Answers to important questions about interacting with parents

Answers to important questions about interacting with parents

How does co-dependency manifest itself in relation to parents? As a rule, it manifests itself in a feeling of constant parental presence. It is when we internally coordinate all decisions, all steps, and in general all parts of our life with the opinion of our parents, as if we symbolically look back at them.

Now let’s talk about the signs of incomplete separation, which clearly demonstrates your co-dependence:

  1. You feel a lot of guilt if you don’t call your parents for a long time;
  2. You idealize or demonize your parents;
  3. You prefer visiting your parents to any other kind of leisure time – or you don’t, but you visit them often anyway, trying to avoid feelings of guilt;
  4. You cannot express yourself freely in front of your parents (e.g., swearing, showing off your tattoo, or talking about an impractical or expensive purchase);
  5. You are often haunted by the fear of your parents’ death;
  6. You often have fantasies involving your parents. Something like: “I’m going to get rich and buy my mom a new car!”;
  7. You are convinced that “your parents put their lives for you” and now you owe it to them to return the favor;
  8. You don’t make your own space, but use your parents’. For example, you love your parents’ country house, but you do not buy your own, but you go to your parents’, wondering why you need two country houses;
  9. Parents feed you, give you money, and you are convinced that this is how it should be;
  10. It seems to you that there are things that only your parents can handle, and you haven’t grown up to them yet;
  11. It is as if there is something preventing you from building a career and earning more money;
  12. You are not able to build a personal life. In a relationship you “do not see” partner, he constantly owes you. If a partner is even briefly missing, you panic and consider it a betrayal;
  13. In conflict situations, you behave childish: throwing tantrums, taking offense, declare a boycott or ignore the problem;
  14. You play the role of the victim and are afraid to take responsibility for your life;
  15. You have an authority figure next to you (friend, boss, husband, wife) whom you trust more than you trust yourself.

We form our identity through identification with mom and dad: it’s as if we take from each of them the building material for our own inner world. And if one of them was absent, we might feel like “a chair without one leg”.

There is, however, another dimension to all this. The physical presence of a parent can be successfully replaced with a fantasy of him or her. This concept was formulated by the French psychoanalyst Lacan and is called “the name of the father”. Lacan suggested that even if a parent died or left the family, the child could get a glimpse of him or her from the other parent’s stories.

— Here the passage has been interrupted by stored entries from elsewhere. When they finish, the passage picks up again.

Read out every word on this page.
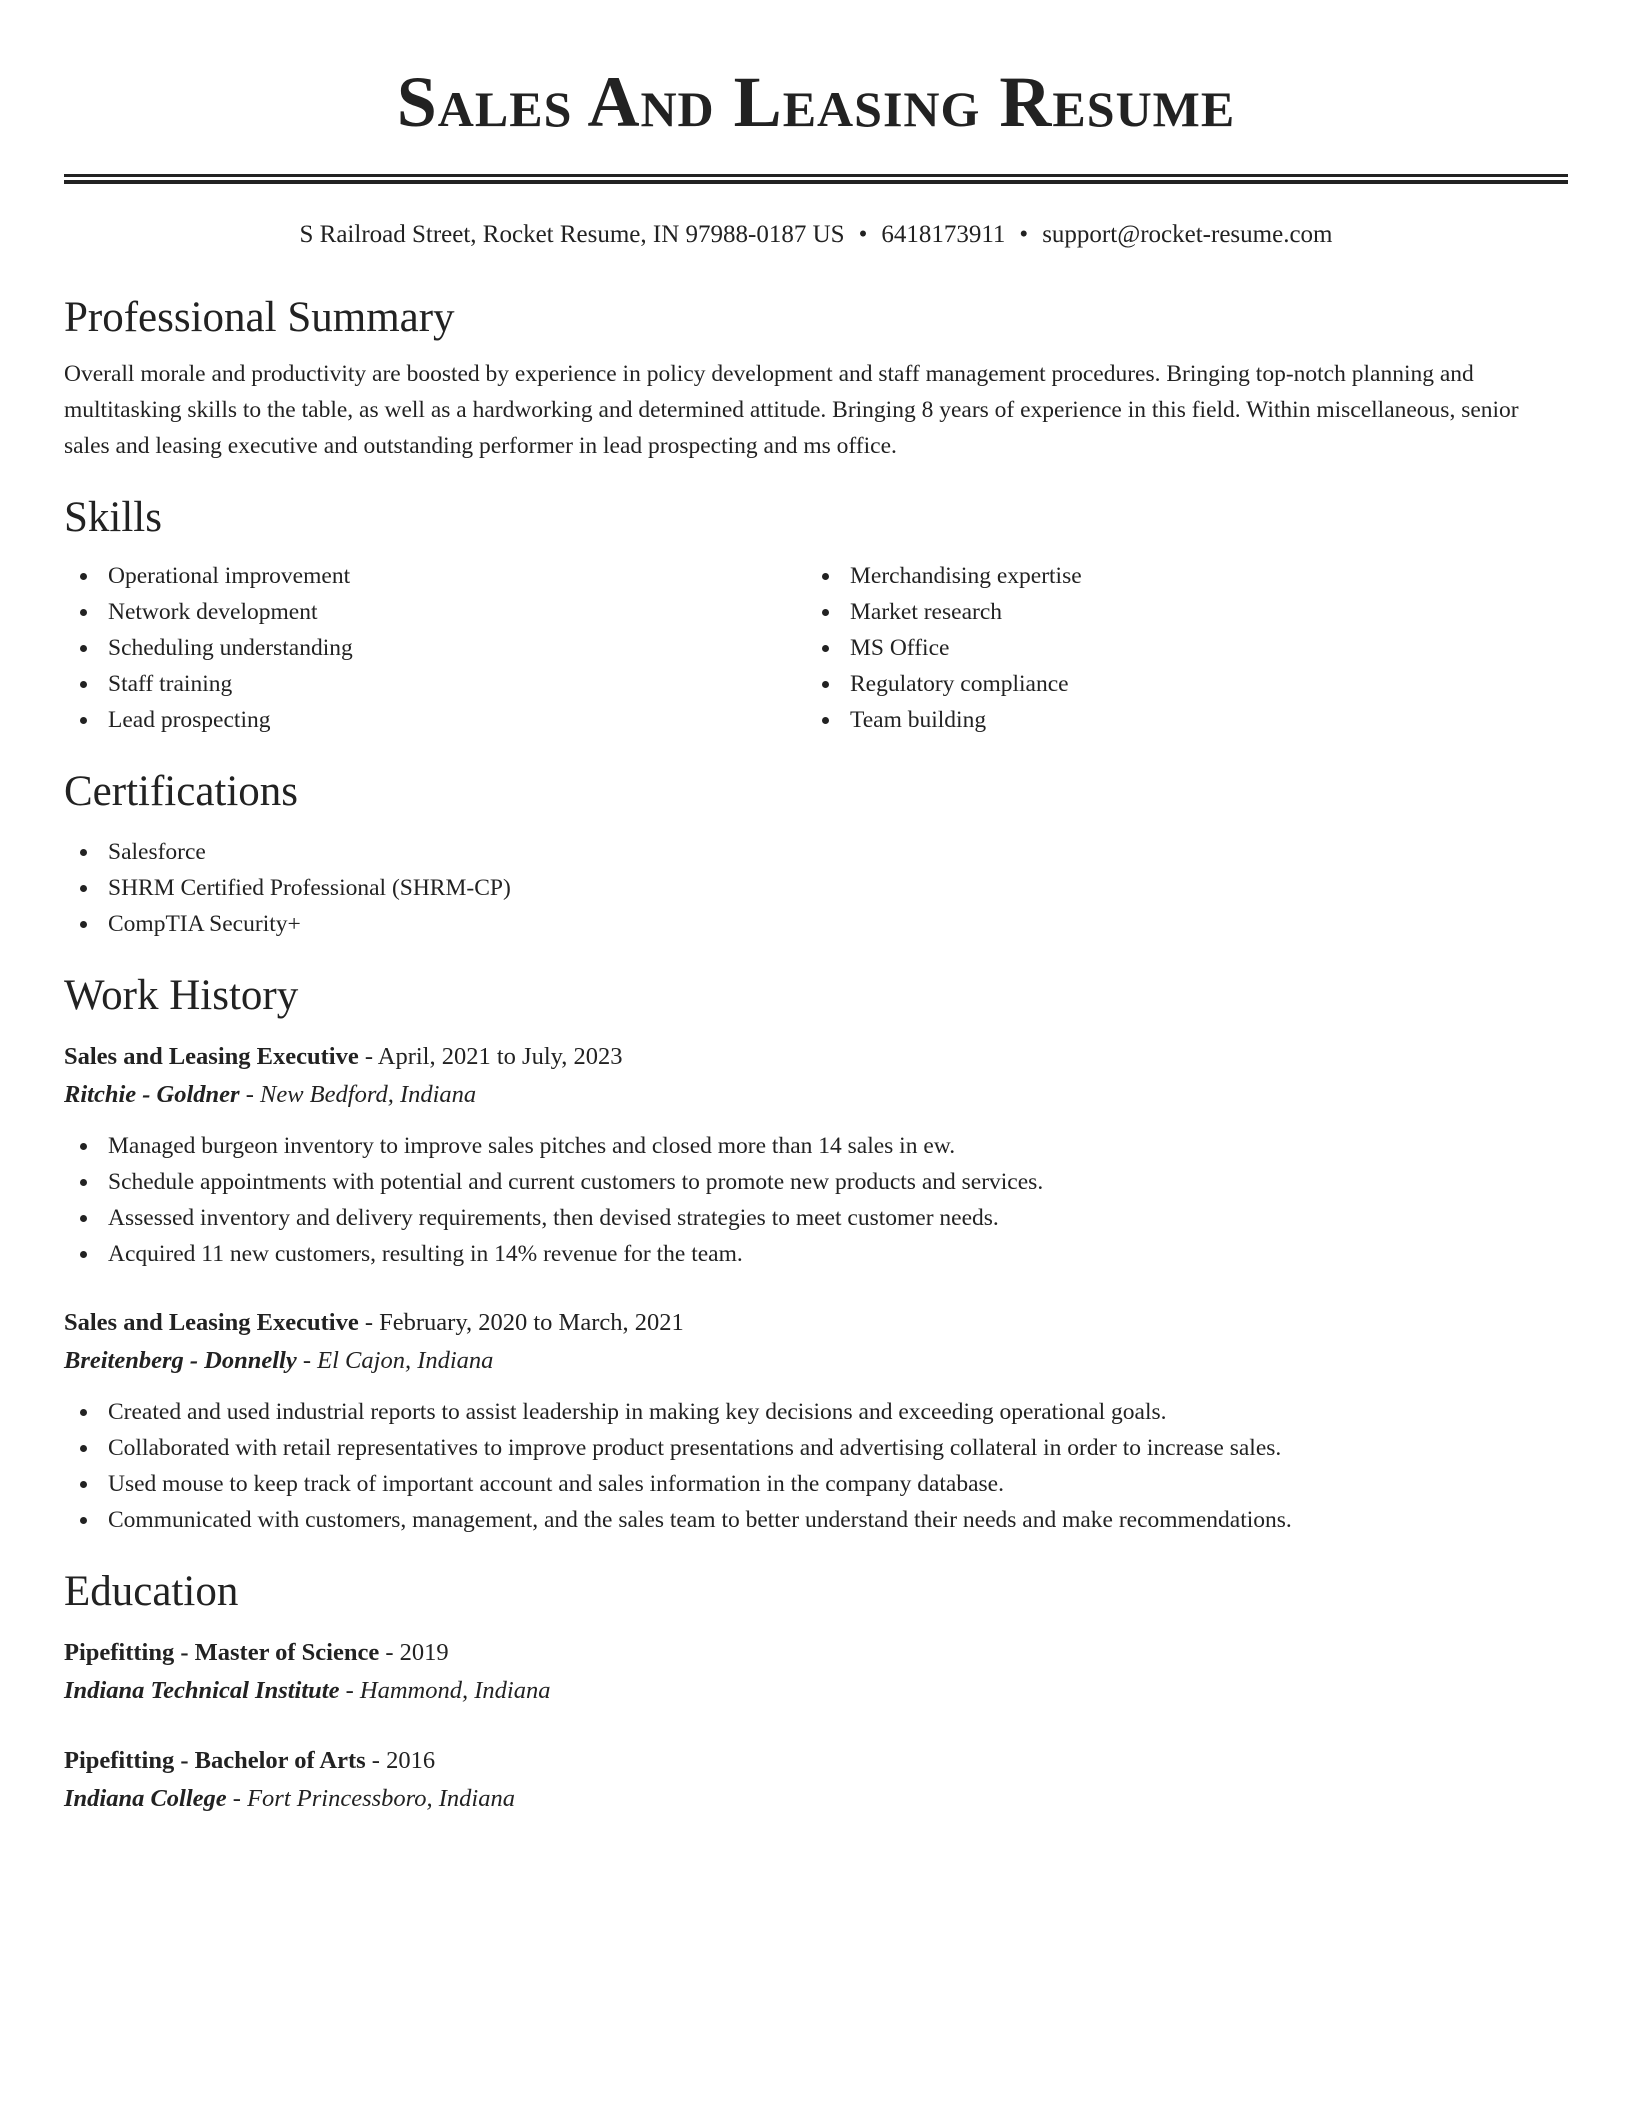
Sales And Leasing Resume
S Railroad Street, Rocket Resume, IN 97988-0187 US • 6418173911 • support@rocket-resume.com
Professional Summary

Overall morale and productivity are boosted by experience in policy development and staff management procedures. Bringing top-notch planning and multitasking skills to the table, as well as a hardworking and determined attitude. Bringing 8 years of experience in this field. Within miscellaneous, senior sales and leasing executive and outstanding performer in lead prospecting and ms office.

Skills
Operational improvement
Network development
Scheduling understanding
Staff training
Lead prospecting
Merchandising expertise
Market research
MS Office
Regulatory compliance
Team building
Certifications
Salesforce
SHRM Certified Professional (SHRM-CP)
CompTIA Security+
Work History
Sales and Leasing Executive - April, 2021 to July, 2023
Ritchie - Goldner - New Bedford, Indiana
Managed burgeon inventory to improve sales pitches and closed more than 14 sales in ew.
Schedule appointments with potential and current customers to promote new products and services.
Assessed inventory and delivery requirements, then devised strategies to meet customer needs.
Acquired 11 new customers, resulting in 14% revenue for the team.
Sales and Leasing Executive - February, 2020 to March, 2021
Breitenberg - Donnelly - El Cajon, Indiana
Created and used industrial reports to assist leadership in making key decisions and exceeding operational goals.
Collaborated with retail representatives to improve product presentations and advertising collateral in order to increase sales.
Used mouse to keep track of important account and sales information in the company database.
Communicated with customers, management, and the sales team to better understand their needs and make recommendations.
Education
Pipefitting - Master of Science - 2019
Indiana Technical Institute - Hammond, Indiana
Pipefitting - Bachelor of Arts - 2016
Indiana College - Fort Princessboro, Indiana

The mother talks about what the father was like: what values he shared, what he considered good and what he considered bad. All of this allows the child to construct a fantasy about the father, to identify with it and thus find the “missing leg”.

But it also happens that in the family, talking about the father is a taboo subject. Then it is possible to cope with the situation by talking about him with relatives, family friends, those who knew him and with whom he was acquainted. It is likely that in the process a lot of emotions will emerge, including anger, but it will allow you to better understand your relationship to him and finally fill the emptiness that was formed after his exit from family.

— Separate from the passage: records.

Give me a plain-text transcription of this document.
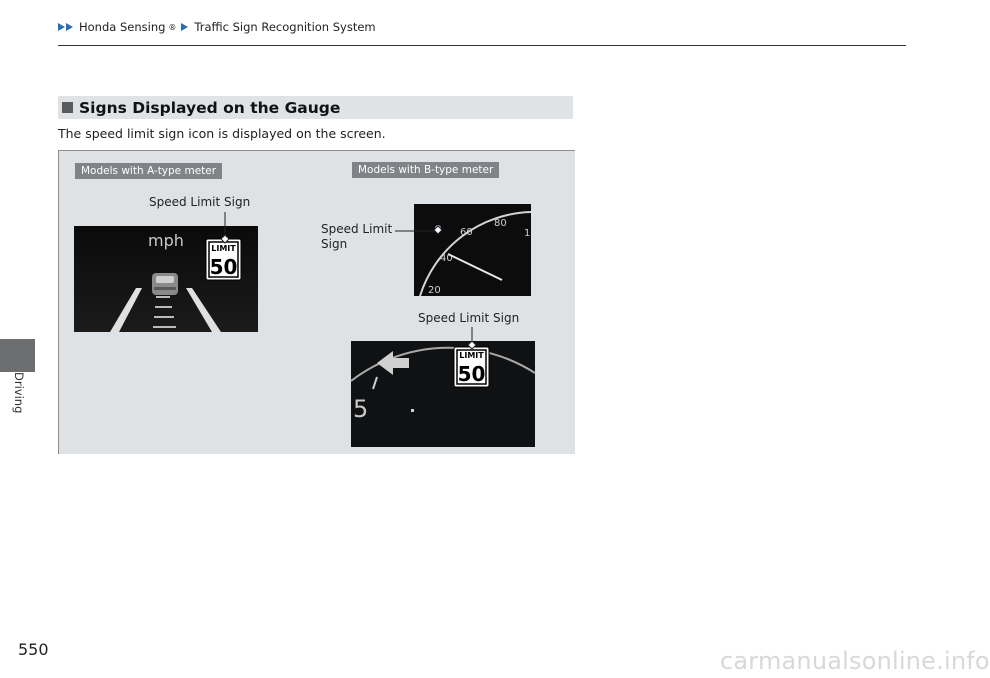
Honda Sensing ® Traffic Sign Recognition System
Driving
550
Signs Displayed on the Gauge
The speed limit sign icon is displayed on the screen.
Models with A-type meter	Models with B-type meter
Speed Limit Sign
Speed Limit
Sign
Speed Limit Sign
mph	LIMIT
50
20
40
60
80
1
5
LIMIT
50
carmanualsonline.info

Why is it that when you want to avoid the life that your parents lived, it doesn’t succeed?

First, because trying to be as different from your parents as possible is exactly the same as looking up to them (just from the other side). Both mean that we have not yet found our own footing (and we build our life with our parents in mind). Whether we imitate them or try to do the opposite, it doesn’t matter. In any case we use their experience as an internal reference point and are doomed to repeat their mistakes to a greater or lesser extent.

Second, for all its possible downsides, the parental experience is something we know very well. Whatever benefits the new options may promise, they, like uncharted lands, harbor many potential dangers.

Thirdly, our psyche is designed so that once in a traumatic situation, it will try to return to it in order to lose again (but with a happy outcome).

That is actually why the process of separation is so important, because it is designed to free us from the baggage of parental attitudes, traumas, complexes and neuroses, and allow us to acquire our own.